We need to learn some lessons from all this. We can’t be too quick to assume it’s because of 1 man, or being too radical. We also can’t bury our head in the sand. The media controls this country. And if the media won’t share our message, we won’t give hope to millions of people. Our message has to be one that the media is willing to share. 

And we have to be united as a party. Members voices need to be heard. The party grew overwhelmingly under Jeremy Corbyn. I was one of them. I only got actively involved this year, because I wanted to see something change in this country and felt Labour was the way to do it. I’ve felt the struggle for control. I’ve observed the factions, I’ve listened to people refer to members as being extreme left, or a bit too right wing. Yet when I talk to both I find their ideals are the same. They believe in the same things. They all want a Labour government, they all want to save the NHS, end austerity, end homelessness, end universal credit, improve workers rights. The party, like the world is divided into cliques when it should be united. The constant fighting amongst ourselves makes us look weak. 

We need to listen to people. So many people didn’t like Jeremy Corbyn. They didn’t always know why, IRA, anti-semitism, his beard. And we can explain why there’s a photo of him with Gerry Adams and we can talk about his record on anti racism. But in future we should pay attention. We need to now choose a leader that the press can’t smear, that will appeal to the electorate. It pains me, because I love Jeremy Corbyn. He got me interested in politics, he was something different. But we can’t make this personal. People liked his policies, but they expect politicians to be politician-like, whatever that means. What drew people to Jeremy Corbyn was that he wasn’t like other politicians, but for the majority of the electorate, that wasn’t a good thing, it made him seem incapable. Lesson learned. 

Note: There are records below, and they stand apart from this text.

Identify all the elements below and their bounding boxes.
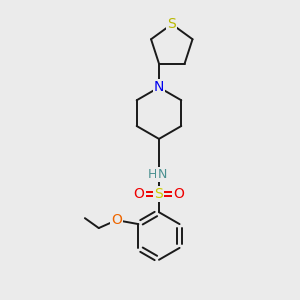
Text: H: H bbox=[147, 168, 157, 181]
Text: O: O bbox=[134, 188, 145, 201]
Text: N: N bbox=[154, 80, 164, 94]
Text: N: N bbox=[157, 168, 167, 181]
Text: O: O bbox=[173, 188, 184, 201]
Text: S: S bbox=[167, 17, 176, 31]
Text: S: S bbox=[154, 188, 164, 201]
Text: O: O bbox=[111, 213, 122, 227]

Let’s not promise the world next time. It’s too good to be true. No one believed it. Because after Brexit, no one believes any politicians will deliver. Over the next 5 years, or however long it is before the next general election, we need to work hard to deliver promises we make as a party. Labour Cllrs across the country must fulfil any promises they make during their local election campaign, we must show voters that Labour delivers. And next time, let’s focus on the key things that matter to people and win. Once we win we can still implement a transformative agenda and bring about real change. 

There’s a big job to do. But we can’t just give up. We mustn’t blame the voters. We mustn’t fear what is coming, we must be ready to support those that need it, challenge and protest injustice and continue to grow a movement that works for everyone. 

And in Liverpool. We did our bit. We elected Labour MPs. Our voice is in Parliament, and that is something to celebrate.